Choosing Thought/Feeling/Action


C: litigating divorce
I am trying to determine what I want to think and what I want to feel.
I have resistance to thinking my husband is a great father. I have the thought that my dad was a great father because he was a great person and I do not think my husband is a great person.

What I am trying to determine is if need to fight this resistance or listen to myself resisting this.
I have learned not to trust myself over the last few years and I have learned that my instincts are pretty good, even though I stopped listening to them for a while. So this part of me wanting to rebuild my self-trust wants to listen to the part of me that doesn’t feel the thought, “my husband is a great dad” is right or going to serve me/my kids.
Another part of me – not trusting this – thinks I’m just being lazy or selfish or not mature if I don’t want to think this, and I should just think this, since I just get to decide what I think.
I think opening myself up to my husband – letting myself believe thoughts he suggested – has been harmful to me and not in my best interest. So, I don’t know that I want to do that.
I understand that some people have a great relationship with their ex-spouses, and theoretically I would want that, but in this case, I feel relieved to not have to interact with him. I don’t want to love him.

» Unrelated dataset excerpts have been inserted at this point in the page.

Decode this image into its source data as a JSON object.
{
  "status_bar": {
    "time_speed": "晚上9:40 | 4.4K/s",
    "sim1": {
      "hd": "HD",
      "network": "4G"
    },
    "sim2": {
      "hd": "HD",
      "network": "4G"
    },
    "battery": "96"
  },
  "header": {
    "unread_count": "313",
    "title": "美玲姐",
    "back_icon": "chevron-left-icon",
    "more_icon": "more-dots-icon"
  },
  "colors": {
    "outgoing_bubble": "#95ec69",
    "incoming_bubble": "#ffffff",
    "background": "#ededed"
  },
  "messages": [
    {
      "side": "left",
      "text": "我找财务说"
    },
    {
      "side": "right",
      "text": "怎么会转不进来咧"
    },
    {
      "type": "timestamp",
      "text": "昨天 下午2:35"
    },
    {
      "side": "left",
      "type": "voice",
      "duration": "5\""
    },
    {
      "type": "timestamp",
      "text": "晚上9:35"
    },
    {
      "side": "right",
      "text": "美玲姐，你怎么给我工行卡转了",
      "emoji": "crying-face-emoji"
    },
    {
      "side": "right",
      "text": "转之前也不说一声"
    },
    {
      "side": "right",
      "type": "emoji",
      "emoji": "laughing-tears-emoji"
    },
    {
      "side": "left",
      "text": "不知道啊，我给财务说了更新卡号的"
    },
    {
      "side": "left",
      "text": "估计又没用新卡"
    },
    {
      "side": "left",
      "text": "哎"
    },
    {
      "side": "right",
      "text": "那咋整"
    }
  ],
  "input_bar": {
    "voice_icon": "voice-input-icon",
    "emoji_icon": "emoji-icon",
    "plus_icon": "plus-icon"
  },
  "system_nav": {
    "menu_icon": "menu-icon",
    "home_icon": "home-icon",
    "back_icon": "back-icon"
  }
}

I mean I want to love him if we have a relationship, but I do not want to love him if we are divorced and we are having litigated divorce with him saying negative things about me.

It’s as if I can forgive him and have a relationship with him if we are married. I can accept that he is doing whatever he is doing. But if we are going to be divorced and he is going to attack me in court, I don’t really want to forgive him and love him – not in any sort of close way. Maybe just as another human on the planet, but not as someone I would want to have any kind of relationship with.
However we have young children, so I can never be completely rid of him.
I did spend months forgiving and loving him, and I just ended up feeling as if he’s sucking everything out of me, happy to take, but not to give.
I feel as if maybe I have different expectations or levels of forgiveness for different relationships. I am generally forgiving, but sometimes forgiving without becoming wiser and stepping back to take care of yourself is not a good idea.
Basically, I’m trying to come up with some thought/feeling/action combination that I can believe and feels authentic.
Maybe because I am not sure of the R I want. If he is being “kind” I might like a closer relationship, but if he is being “unkind” then I do not want a closer relationship. And at the moment he doesn’t want a closer relationship, no matter what I want. Meaning he refuses to speak with me, complains that I am doing X, when I do the opposite of X he then complains about that too.